L’occasion se présente quand un cadavre est découvert dans une maison abandonnée. Nulle trace de violence sur le corps, mais la scène est maculée de sang et le mot « Rache » est griffonné sur un mur. Un second meurtre similaire survient quelques jours plus tard. Alors que Scotland Yard piétine, Sherlock Holmes déroule patiemment le fil de l’affaire, qui le mène à une vendetta née vingt ans plus tôt dans les terres arides de l’Utah, parmi les premiers colons mormons.
Autour du livre
Une œuvre fondatrice du roman policier voit le jour en 1887 lorsque Arthur Conan Doyle, jeune médecin de 27 ans exerçant à Southsea, crée le personnage de Sherlock Holmes. Cette première apparition du célèbre détective s’inscrit dans la lignée des enquêteurs de fiction comme le Chevalier Dupin d’Edgar Allan Poe et l’Inspecteur Tabaret d’Émile Gaboriau, dont Doyle s’inspire pour forger l’intelligence méthodique de son protagoniste.
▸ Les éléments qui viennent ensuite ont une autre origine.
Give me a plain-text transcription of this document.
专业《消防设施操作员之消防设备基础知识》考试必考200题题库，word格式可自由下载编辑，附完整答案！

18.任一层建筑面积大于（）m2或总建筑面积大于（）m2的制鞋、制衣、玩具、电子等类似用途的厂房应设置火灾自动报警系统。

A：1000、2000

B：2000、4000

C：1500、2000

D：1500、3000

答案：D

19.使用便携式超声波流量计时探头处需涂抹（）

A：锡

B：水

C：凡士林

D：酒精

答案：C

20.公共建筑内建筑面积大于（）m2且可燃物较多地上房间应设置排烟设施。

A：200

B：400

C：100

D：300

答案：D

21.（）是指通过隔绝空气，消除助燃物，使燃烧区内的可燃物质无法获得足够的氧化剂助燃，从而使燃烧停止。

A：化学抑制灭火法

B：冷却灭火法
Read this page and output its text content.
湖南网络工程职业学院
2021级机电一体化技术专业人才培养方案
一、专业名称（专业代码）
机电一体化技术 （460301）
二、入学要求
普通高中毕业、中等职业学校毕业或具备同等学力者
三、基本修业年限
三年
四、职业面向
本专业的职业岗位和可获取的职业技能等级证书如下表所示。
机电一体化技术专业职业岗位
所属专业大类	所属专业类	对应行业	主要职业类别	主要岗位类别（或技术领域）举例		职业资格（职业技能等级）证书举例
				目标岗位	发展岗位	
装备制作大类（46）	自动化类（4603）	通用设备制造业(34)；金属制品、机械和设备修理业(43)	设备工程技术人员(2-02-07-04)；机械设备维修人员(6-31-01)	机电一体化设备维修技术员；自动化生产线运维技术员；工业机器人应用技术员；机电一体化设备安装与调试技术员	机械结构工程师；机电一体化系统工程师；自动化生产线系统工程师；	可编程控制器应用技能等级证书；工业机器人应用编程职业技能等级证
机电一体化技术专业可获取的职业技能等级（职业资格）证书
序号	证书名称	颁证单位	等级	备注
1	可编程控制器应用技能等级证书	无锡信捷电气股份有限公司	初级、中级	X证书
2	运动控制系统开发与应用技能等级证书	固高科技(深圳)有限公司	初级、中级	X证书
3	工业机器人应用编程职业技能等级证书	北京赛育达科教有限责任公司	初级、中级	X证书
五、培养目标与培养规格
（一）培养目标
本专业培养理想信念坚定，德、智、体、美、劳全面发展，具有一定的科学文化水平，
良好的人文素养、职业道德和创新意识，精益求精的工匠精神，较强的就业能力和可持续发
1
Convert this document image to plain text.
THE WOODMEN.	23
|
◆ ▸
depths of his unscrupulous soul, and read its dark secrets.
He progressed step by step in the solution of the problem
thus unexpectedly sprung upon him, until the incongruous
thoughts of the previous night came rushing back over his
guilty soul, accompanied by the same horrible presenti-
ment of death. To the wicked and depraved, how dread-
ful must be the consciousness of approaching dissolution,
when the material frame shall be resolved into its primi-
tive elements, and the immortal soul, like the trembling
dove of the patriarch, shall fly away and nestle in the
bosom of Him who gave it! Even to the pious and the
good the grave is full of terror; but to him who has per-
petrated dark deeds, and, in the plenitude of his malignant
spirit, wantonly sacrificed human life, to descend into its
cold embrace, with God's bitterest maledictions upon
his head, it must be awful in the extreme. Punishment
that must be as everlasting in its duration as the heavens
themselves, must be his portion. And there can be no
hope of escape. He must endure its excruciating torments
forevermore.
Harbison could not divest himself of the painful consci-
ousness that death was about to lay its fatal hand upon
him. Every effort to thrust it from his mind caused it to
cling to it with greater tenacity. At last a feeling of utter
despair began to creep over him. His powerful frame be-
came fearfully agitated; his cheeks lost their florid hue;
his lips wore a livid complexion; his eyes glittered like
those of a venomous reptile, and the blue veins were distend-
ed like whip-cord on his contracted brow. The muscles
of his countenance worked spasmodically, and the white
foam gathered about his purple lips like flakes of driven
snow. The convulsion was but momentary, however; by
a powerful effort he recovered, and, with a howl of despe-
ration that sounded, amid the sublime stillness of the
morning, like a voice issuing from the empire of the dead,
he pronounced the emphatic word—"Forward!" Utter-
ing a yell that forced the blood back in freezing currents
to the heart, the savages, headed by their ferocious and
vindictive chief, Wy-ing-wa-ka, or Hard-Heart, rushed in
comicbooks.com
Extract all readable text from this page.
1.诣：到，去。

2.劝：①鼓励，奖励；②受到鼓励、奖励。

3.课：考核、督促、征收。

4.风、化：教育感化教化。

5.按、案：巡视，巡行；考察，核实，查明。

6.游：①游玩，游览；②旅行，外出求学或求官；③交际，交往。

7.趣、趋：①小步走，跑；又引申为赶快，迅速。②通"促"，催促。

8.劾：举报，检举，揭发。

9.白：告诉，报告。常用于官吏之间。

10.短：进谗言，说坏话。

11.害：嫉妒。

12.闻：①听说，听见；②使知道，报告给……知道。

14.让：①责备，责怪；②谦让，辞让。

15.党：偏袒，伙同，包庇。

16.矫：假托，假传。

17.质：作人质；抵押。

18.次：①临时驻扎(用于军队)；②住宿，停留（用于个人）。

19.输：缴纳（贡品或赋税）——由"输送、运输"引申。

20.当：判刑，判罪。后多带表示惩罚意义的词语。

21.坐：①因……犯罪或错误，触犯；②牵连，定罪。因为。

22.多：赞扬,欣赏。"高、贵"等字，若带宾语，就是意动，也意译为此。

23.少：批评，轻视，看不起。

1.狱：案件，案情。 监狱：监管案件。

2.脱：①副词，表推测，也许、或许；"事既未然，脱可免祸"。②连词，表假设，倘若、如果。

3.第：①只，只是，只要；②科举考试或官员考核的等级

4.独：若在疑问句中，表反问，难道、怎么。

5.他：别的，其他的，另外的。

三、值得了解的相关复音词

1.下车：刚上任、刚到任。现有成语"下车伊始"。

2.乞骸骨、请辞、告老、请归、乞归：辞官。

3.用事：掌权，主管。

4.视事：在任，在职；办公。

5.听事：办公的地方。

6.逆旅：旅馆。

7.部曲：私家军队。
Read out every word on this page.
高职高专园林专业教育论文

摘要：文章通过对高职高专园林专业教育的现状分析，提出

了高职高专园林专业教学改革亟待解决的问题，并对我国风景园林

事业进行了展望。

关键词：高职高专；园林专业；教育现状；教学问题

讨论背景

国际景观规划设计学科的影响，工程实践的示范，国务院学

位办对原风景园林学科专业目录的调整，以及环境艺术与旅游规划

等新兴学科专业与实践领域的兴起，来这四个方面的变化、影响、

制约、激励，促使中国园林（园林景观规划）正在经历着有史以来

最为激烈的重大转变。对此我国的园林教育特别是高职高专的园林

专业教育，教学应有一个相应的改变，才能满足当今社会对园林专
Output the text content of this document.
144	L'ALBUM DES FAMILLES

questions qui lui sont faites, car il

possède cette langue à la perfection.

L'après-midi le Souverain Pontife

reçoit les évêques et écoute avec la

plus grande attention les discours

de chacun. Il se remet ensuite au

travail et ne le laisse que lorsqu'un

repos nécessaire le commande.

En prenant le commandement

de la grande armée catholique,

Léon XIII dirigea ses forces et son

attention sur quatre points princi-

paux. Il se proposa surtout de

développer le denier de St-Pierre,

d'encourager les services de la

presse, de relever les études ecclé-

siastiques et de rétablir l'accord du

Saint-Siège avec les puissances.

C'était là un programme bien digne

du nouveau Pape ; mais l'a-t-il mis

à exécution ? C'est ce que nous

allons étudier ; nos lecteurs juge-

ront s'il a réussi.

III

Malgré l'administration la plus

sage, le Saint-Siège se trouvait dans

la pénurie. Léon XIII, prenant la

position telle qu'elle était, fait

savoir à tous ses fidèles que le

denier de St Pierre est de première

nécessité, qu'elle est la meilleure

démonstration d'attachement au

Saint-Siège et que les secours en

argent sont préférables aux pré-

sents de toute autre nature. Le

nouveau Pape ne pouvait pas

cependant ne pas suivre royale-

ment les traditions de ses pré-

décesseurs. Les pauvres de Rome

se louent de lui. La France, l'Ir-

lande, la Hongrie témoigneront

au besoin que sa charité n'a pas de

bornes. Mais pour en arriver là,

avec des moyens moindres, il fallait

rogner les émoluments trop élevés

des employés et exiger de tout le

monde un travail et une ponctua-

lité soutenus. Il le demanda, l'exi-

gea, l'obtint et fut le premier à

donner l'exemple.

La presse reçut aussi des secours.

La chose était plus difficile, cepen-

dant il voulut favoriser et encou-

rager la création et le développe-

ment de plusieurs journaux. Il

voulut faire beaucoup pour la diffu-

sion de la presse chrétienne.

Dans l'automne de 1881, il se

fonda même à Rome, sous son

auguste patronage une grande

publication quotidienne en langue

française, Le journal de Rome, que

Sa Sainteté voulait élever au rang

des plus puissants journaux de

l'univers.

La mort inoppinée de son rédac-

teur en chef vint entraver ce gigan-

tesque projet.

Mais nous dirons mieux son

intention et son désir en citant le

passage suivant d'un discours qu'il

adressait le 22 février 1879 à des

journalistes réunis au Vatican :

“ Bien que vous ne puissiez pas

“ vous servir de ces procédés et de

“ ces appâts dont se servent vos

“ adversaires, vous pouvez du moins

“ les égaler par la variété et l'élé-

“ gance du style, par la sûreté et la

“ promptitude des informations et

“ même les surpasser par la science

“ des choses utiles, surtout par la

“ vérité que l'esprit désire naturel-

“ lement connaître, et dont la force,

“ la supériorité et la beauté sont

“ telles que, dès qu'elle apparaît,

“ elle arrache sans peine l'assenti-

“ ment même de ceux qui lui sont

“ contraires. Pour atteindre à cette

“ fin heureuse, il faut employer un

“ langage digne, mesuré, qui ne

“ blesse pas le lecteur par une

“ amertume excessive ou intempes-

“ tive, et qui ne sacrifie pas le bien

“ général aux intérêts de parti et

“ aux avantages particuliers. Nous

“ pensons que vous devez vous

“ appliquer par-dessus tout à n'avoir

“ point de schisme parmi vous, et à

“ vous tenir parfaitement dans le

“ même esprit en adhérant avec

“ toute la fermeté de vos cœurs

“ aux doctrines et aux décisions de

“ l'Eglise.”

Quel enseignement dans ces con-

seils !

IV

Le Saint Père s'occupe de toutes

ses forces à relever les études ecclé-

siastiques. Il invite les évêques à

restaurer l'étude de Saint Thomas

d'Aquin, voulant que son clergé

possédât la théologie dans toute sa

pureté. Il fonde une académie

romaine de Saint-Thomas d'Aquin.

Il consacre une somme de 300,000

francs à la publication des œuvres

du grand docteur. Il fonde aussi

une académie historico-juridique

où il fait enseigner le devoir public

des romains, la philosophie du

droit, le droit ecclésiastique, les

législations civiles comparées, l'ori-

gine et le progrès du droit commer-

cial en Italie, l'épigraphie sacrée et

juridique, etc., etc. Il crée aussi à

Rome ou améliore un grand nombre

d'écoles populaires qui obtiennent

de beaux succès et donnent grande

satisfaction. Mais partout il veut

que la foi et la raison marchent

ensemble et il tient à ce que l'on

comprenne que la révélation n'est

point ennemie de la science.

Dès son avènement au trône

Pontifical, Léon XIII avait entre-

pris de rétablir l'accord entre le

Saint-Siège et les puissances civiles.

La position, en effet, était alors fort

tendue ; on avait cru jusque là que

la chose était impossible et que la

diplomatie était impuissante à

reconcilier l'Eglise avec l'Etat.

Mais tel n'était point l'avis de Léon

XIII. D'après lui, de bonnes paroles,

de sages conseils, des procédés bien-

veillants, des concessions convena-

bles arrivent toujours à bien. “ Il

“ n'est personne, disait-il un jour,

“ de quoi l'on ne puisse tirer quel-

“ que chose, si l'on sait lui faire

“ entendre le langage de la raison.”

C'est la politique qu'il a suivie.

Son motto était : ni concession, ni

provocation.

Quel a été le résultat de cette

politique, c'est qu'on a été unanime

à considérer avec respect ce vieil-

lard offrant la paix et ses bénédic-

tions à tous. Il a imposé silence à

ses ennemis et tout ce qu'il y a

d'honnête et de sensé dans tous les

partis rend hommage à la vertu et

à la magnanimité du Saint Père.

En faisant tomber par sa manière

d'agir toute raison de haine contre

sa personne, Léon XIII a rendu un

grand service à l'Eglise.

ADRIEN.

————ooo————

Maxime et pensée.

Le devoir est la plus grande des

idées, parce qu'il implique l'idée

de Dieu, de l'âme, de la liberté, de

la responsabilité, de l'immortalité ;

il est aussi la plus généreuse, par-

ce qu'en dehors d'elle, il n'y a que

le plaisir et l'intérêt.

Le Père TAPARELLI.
La genèse de l’œuvre révèle des choix narratifs décisifs. Initialement, Doyle envisage un héros nommé Ormond Sacker narrant ses propres enquêtes à la première personne. Il opte finalement pour une structure narrative novatrice en dissociant l’enquêteur du narrateur : Sherlock Holmes incarne le génie déductif tandis que le Dr Watson, médecin militaire revenu d’Afghanistan, endosse le rôle du chroniqueur stupéfait par les prouesses de son ami.
Le manuscrit connaît un parcours éditorial laborieux. Plusieurs maisons d’édition le refusent avant que Ward, Lock & Co ne l’acquière pour 25 livres sterling – une somme modeste mais non négligeable à l’époque. La rédaction s’effectue en un temps record, entre trois semaines et un mois selon les sources. Le texte paraît d’abord dans le Beeton’s Christmas Annual de 1887, puis en volume l’année suivante.
Les exemplaires originaux du Beeton’s Christmas Annual contenant « Étude en rouge » sont devenus des objets de collection parmi les plus prisés au monde. En 2012, seuls 33 exemplaires subsistent, dont 21 dans des bibliothèques. Leur valeur ne cesse de croître : d’environ 10 000 dollars dans les années 1970, elle atteint 156 000 dollars en 2007 chez Sotheby’s.
« Étude en rouge » pose les fondements de l’univers holmésien. Le 221B Baker Street, les méthodes déductives du détective, sa pipe, son violon et son usage d’opium composent une figure d’excentrique mêlant les traits du penseur et de l’artiste. Premier détective de la littérature à utiliser le microscope, Holmes incarne une approche scientifique de l’investigation tout en conservant l’intuition d’un artiste – une dualité que Doyle puise dans ses souvenirs de son professeur Joseph Bell.
Le personnage de Watson s’impose comme une innovation narrative majeure. À la fois témoin, chroniqueur et faire-valoir, il établit un modèle repris par d’innombrables auteurs, d’Hercule Poirot et son capitaine Hastings à Nero Wolfe et Archie Goodwin. Sa perspective limitée permet de maintenir le suspense tout en offrant au lecteur un point d’identification plus accessible que le génial Holmes.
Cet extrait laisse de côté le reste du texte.